Marshal of Podlaskie Voivodeship
- In office 30 November 2002 – 20 February 2007
- Preceded by: Sławomir Zgrzywa
- Succeeded by: Dariusz Piontkowski

Personal details
- Born: 10 September 1949 (age 76) Bakałarzewo, Polish People's Republic
- Citizenship: Poland
- Party: Democratic Left Alliance
- Other political affiliations: Polish United Workers' Party (until 1990)
- Alma mater: Main School of Planning and Statistics
- Occupation: Economist, politician

= Janusz Kazimierz Krzyżewski =

Janusz Kazimierz Krzyżewski (born September 10, 1949, in Bakałarzewo) is Polish politician, activist of the Polish United Workers' Party, local government official, who served as Marshal of the Podlaskie Voivodeship from 2002 to 2007.

==Biography==
He graduated in economics from the Main School of Planning and Statistics, and also began doctoral studies. He was employed in industrial enterprises (construction materials plants in Niegocin), then became a full-time employee of the Polish United Workers' Party, among others he was the First Secretary of the City Committee in Giżycko.

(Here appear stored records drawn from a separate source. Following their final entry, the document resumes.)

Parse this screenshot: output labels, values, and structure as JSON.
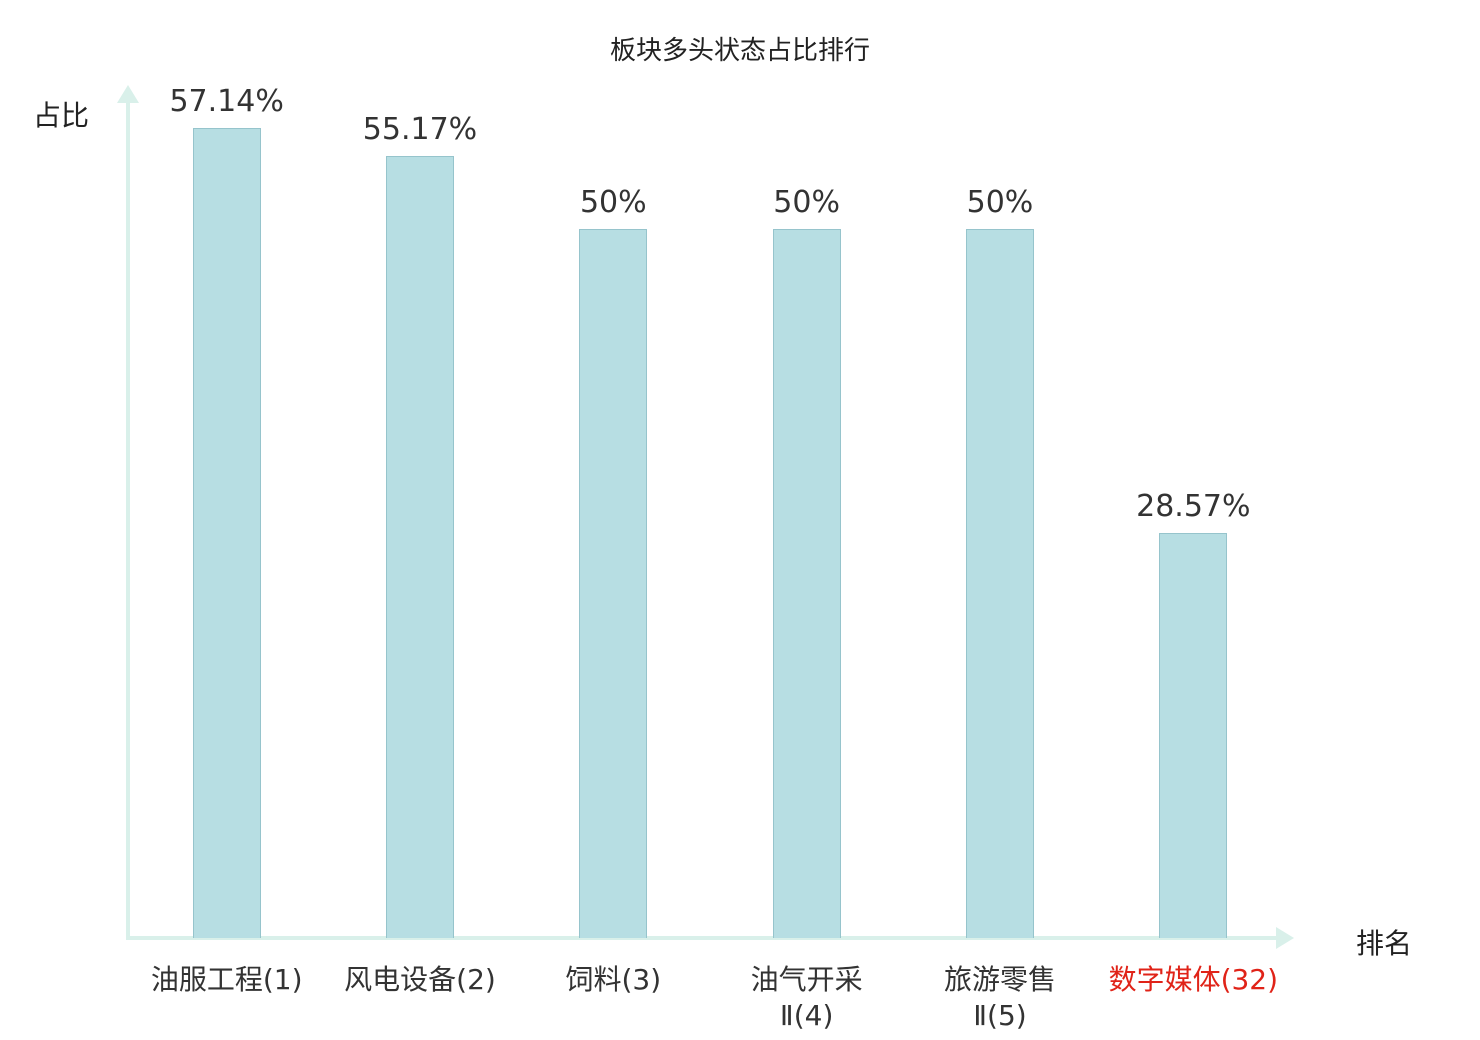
{
  "chart_data": {
    "type": "bar",
    "title": "板块多头状态占比排行",
    "xlabel": "排名",
    "ylabel": "占比",
    "categories": [
      "油服工程(1)",
      "风电设备(2)",
      "饲料(3)",
      "油气开采\nⅡ(4)",
      "旅游零售\nⅡ(5)",
      "数字媒体(32)"
    ],
    "values": [
      57.14,
      55.17,
      50,
      50,
      50,
      28.57
    ],
    "value_labels": [
      "57.14%",
      "55.17%",
      "50%",
      "50%",
      "50%",
      "28.57%"
    ],
    "highlight_index": 5,
    "ylim": [
      0,
      60
    ],
    "grid": false,
    "legend_position": "none",
    "colors": {
      "bar": "#b7dee3",
      "axis": "#d9f0ea",
      "text": "#333333",
      "highlight": "#e02318"
    }
  }
}
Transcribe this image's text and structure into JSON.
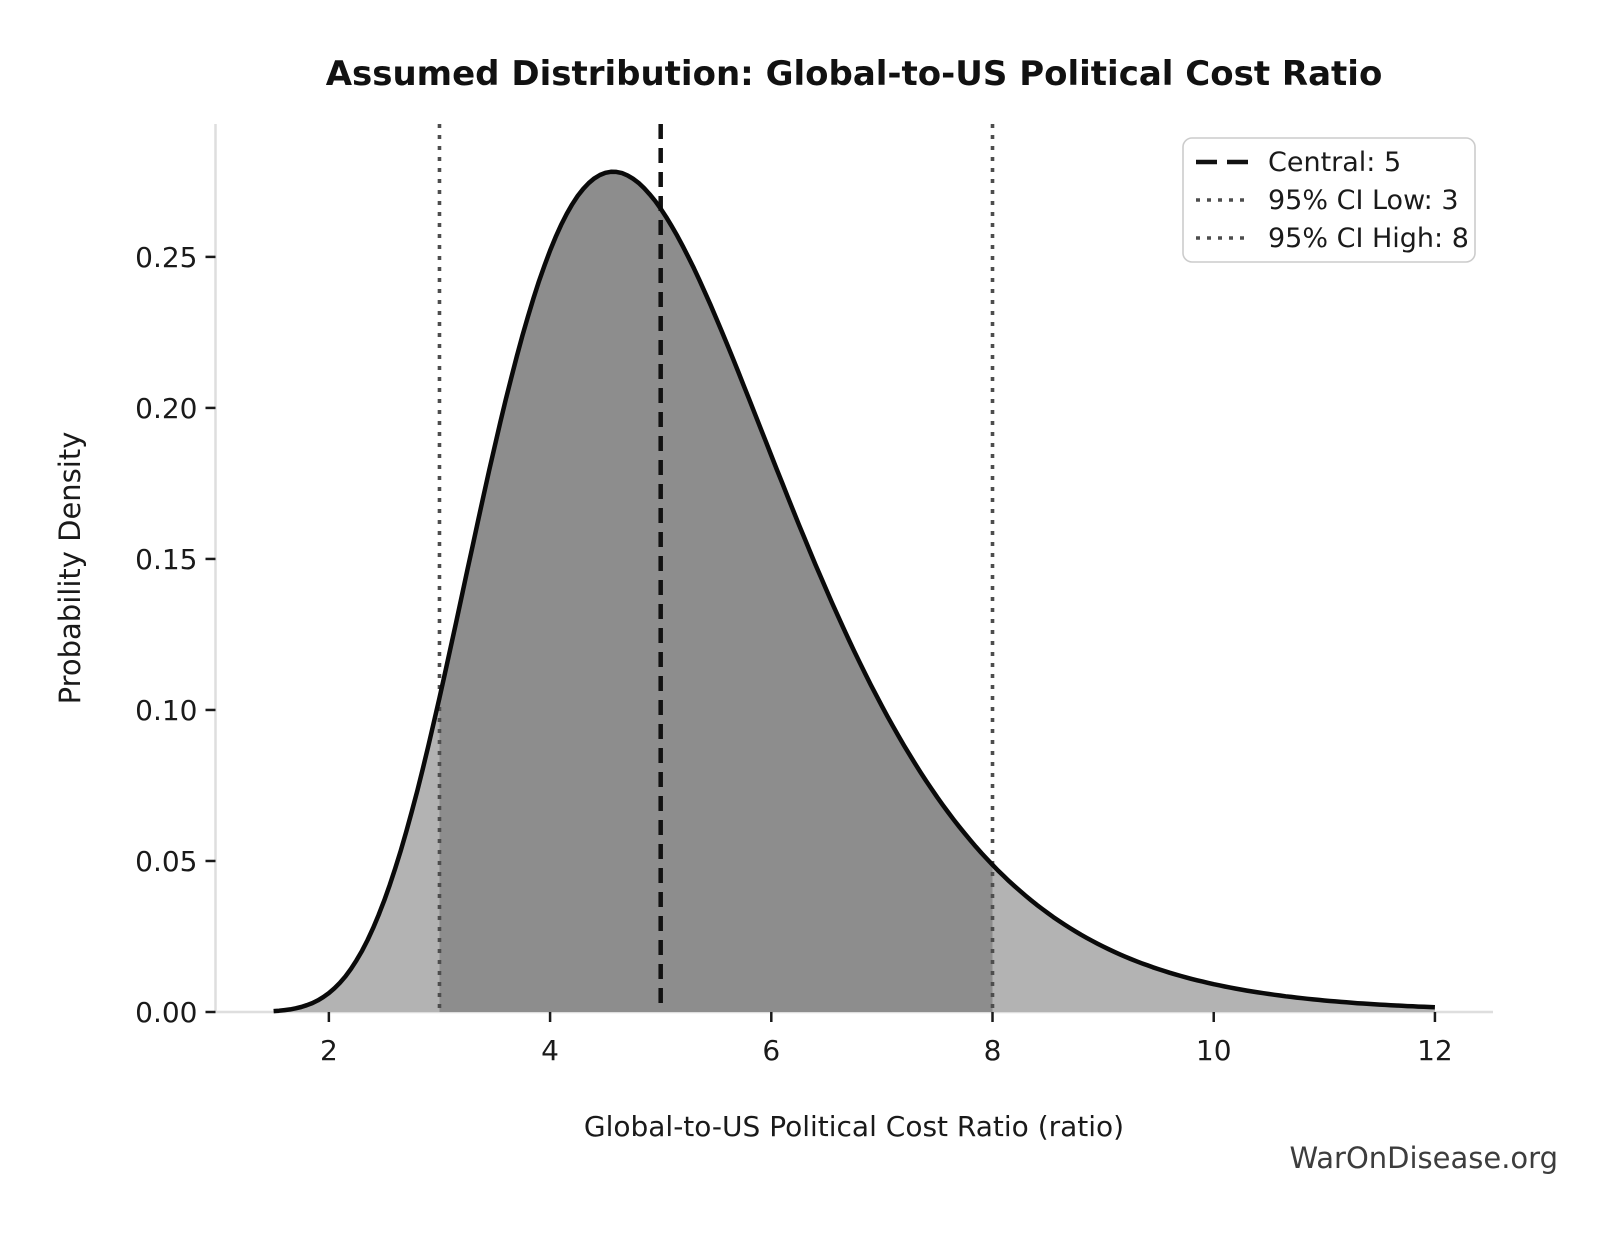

From 1975 he worked in the party apparatus in Suwałki, he was deputy head and head of the Economic Department of the Suwałki Voivodeship Committee of the PZPR (1975–1978), First Secretary of the City Committee (1978–1981) and head of the Socio-Economic Department of the Provincial Committee (since 1981). He was the last to hold the position of First Secretary of the PZPR Voivodeship Committee of Suwałki. In the 1990s, he started his own business.

He was one of the founders of the Social Democracy of the Republic of Poland and the Democratic Left Alliance in the region. From 1998 to 2010, he continuously sat on the Podlaskie Voivodeship Sejmik. After the local elections of 2002, he took over the position of the Voivodeship marshal. He held it until 20 February 2007, i.e. until the dissolution of the regional assembly elected in 2006 and the appointment of Jarosław Schabieński as the person acting as the local government body of the Podlaskie Voivodeship. In the same year, he became the president of the board of the Municipal Economy Enterprise in Suwałki.

In 2010, he was found guilty of unreliable completion of a property declaration (failure to disclose debts), and the criminal proceedings against him were conditionally discontinued. As a result, he could not run in the next local elections. In 2014, he ran for the regional council again, but did not win a seat.